Does my hon. Friend agree that contrary to what the hon. Member for Glasgow Central (Alison Thewliss) suggested, Labour did not support the two-child limit? We abstained on the Second Reading of the Welfare Reform and Work Bill but voted against Third Reading. Does she agree that we should place that on the record?
I concur. It is really important that the Scottish National party, the Labour party and other parties that oppose the policy continue to work together, so that we can protect families. More families will be affected from February next year, as universal credit is rolled out, and the retrospective element, which the hon. Member for Glasgow Central mentioned, will be devastating. No family could have prepared for a policy that was to be applied retrospectively; nor is it right that children should be retrospectively punished in that way. This, in short, is a punishment of children, and it is totally inhumane. No Government should be standing up for such a policy. Given that the Minister has recently taken on his role and the policy was not his idea, I urge him to reflect carefully on what is being said and on the representation being made to him, to ensure that the policy is reviewed and reformed.
If the Government are concerned about family size and think that families should not be as large as they are, just as with teenage pregnancy, public education exercises can be more successful than punitive measures that punish children. In developing countries, where there is a case for encouraging smaller families because families cannot provide, family sizes have been brought down through education and women’s empowerment, but that is a different debate from what is happening here.

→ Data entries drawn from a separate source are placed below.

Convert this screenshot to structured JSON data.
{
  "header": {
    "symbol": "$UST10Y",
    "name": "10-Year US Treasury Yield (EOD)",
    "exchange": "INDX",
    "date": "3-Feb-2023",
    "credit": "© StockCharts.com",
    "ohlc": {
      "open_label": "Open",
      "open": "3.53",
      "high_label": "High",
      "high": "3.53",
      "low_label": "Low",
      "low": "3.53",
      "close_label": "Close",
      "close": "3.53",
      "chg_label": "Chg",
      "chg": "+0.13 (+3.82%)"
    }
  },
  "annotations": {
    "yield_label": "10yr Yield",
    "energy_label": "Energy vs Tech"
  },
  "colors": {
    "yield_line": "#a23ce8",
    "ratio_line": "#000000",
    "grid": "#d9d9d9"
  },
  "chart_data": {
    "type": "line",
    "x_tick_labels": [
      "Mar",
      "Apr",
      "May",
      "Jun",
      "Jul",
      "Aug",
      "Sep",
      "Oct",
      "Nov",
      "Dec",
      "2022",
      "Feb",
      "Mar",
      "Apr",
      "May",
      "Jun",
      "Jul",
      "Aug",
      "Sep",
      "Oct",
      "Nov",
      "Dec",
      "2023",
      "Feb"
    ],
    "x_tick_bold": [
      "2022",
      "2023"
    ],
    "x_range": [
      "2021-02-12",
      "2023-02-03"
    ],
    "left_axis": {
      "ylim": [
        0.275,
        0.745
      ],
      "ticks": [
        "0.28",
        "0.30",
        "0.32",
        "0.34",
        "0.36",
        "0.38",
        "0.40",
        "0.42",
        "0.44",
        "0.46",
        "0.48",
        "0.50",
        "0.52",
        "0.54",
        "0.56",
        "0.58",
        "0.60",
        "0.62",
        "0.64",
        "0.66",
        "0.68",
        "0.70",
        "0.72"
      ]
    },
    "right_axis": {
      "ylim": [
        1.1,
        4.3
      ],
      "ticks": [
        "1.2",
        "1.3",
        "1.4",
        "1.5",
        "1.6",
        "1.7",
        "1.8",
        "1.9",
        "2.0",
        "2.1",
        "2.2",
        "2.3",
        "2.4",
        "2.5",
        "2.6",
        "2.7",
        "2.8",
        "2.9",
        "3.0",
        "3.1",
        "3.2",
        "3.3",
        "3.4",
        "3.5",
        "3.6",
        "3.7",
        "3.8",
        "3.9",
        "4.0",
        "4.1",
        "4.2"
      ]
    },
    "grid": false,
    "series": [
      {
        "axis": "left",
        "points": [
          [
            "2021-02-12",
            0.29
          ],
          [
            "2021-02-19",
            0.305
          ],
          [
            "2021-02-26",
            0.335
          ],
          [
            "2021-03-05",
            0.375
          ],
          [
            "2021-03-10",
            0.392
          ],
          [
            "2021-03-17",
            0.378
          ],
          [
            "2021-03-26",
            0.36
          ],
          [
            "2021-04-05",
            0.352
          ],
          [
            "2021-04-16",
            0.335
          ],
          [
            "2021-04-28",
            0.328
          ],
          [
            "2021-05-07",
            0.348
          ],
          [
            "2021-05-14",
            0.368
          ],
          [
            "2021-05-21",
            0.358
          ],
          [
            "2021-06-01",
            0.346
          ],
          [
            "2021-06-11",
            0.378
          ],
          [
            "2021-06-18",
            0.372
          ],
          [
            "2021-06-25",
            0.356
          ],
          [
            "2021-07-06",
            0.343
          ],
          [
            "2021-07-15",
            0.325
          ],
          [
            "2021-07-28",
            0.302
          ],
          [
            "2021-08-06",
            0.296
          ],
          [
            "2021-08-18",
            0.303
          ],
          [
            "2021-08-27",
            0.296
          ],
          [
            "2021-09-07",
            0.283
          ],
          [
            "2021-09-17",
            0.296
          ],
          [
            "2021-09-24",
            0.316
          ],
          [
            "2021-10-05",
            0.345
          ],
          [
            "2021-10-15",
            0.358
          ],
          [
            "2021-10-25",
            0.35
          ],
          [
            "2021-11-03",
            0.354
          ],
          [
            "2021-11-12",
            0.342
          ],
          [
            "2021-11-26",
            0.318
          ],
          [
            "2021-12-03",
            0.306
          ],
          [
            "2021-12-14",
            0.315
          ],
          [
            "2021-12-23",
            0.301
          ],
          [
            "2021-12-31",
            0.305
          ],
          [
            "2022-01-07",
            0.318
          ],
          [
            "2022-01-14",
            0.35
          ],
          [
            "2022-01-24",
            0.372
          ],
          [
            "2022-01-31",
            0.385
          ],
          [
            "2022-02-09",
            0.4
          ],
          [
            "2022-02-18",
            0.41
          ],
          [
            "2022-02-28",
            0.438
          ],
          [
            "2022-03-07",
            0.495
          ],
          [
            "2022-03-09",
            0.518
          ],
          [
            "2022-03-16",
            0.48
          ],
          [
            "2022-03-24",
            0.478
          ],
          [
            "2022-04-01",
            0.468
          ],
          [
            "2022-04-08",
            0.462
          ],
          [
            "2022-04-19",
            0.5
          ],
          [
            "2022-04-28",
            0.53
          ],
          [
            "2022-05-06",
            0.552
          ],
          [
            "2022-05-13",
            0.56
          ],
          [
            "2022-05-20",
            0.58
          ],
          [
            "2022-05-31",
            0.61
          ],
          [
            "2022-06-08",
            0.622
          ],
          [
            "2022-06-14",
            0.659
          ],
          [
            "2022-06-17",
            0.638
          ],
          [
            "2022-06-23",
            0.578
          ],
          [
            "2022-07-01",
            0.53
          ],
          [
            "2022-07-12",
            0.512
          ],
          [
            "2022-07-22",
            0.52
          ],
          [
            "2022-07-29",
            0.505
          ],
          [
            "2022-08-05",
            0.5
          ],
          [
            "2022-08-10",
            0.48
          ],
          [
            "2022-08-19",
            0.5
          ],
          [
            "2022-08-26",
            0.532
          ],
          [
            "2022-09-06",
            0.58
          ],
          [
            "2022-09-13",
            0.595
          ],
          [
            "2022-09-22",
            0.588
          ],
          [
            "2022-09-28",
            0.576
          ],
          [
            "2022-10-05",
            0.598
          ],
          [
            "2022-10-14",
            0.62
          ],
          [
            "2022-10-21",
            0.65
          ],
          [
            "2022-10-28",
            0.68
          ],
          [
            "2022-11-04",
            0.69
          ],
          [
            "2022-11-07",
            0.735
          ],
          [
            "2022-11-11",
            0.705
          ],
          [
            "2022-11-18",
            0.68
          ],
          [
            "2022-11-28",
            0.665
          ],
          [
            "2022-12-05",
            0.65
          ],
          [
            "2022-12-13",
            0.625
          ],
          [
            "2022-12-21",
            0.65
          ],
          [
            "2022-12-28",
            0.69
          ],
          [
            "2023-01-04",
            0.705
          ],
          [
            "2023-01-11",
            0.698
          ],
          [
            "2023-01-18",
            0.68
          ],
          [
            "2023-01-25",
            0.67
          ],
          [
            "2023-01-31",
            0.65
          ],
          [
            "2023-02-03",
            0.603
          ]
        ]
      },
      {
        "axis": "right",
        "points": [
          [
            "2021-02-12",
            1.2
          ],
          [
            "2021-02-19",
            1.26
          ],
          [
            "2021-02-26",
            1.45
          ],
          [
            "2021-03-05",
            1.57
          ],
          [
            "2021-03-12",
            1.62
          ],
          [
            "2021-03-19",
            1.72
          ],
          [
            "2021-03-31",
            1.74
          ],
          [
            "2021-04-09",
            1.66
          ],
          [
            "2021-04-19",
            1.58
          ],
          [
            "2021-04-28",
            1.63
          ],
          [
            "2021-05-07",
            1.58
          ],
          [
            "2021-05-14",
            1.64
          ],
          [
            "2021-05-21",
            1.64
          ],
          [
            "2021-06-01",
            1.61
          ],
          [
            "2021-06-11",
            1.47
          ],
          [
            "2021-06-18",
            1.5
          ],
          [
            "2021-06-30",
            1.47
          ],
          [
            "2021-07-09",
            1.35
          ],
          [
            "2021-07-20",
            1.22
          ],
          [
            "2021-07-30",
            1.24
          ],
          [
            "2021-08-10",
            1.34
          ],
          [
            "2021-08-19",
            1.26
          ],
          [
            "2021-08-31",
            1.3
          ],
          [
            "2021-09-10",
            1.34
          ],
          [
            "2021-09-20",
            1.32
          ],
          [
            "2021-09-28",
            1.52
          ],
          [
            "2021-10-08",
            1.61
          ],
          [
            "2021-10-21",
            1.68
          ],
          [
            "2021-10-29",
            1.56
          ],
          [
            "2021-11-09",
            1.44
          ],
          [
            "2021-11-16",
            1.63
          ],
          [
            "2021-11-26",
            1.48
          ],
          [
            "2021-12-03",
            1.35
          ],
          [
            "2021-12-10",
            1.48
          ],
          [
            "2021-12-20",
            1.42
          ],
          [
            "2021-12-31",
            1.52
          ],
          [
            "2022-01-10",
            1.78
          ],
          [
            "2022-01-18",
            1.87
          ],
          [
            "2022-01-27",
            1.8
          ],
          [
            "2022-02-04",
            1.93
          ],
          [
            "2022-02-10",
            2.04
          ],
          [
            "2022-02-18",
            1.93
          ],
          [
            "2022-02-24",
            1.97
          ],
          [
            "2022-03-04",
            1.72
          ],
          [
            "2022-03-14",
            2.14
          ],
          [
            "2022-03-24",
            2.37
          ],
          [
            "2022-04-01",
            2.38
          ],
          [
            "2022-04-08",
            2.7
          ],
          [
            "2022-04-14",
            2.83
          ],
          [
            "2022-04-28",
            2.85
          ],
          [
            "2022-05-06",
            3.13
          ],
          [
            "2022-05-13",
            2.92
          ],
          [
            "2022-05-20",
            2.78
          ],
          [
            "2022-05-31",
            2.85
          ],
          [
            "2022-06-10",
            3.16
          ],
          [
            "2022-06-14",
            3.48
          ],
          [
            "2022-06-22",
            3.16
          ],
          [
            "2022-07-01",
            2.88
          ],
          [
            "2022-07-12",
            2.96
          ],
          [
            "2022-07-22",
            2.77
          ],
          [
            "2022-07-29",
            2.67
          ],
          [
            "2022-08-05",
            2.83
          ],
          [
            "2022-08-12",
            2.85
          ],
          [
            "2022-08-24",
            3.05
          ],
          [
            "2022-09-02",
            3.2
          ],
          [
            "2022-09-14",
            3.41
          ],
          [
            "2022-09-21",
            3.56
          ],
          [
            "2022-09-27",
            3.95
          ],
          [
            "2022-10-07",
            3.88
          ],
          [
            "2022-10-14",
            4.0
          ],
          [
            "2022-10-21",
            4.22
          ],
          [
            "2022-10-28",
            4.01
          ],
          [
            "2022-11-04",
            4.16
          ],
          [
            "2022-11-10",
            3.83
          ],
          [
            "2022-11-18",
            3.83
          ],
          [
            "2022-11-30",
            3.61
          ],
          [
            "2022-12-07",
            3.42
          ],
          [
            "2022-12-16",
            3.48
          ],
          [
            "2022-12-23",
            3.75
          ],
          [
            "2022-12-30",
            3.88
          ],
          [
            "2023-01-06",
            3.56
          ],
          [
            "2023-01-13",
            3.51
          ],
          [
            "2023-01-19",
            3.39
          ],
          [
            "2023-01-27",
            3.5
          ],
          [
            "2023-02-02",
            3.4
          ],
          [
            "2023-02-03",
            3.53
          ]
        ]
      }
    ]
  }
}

Philip Alston the UN’s special rapporteur on extreme poverty and human rights recently said of the two-child limit that it is “in the same ballpark” as China’s one-child policy, because it punishes people with more than two children. Reports also state:
“The UK government has inflicted ‘great misery’ on its people with ‘punitive, mean-spirited, and often callous’ austerity policies driven by a political desire to undertake social re-engineering rather than economic necessity, the United Nations poverty envoy has found”.
It cannot be right that in one of the wealthiest economies of the world, our children face hunger and punishment.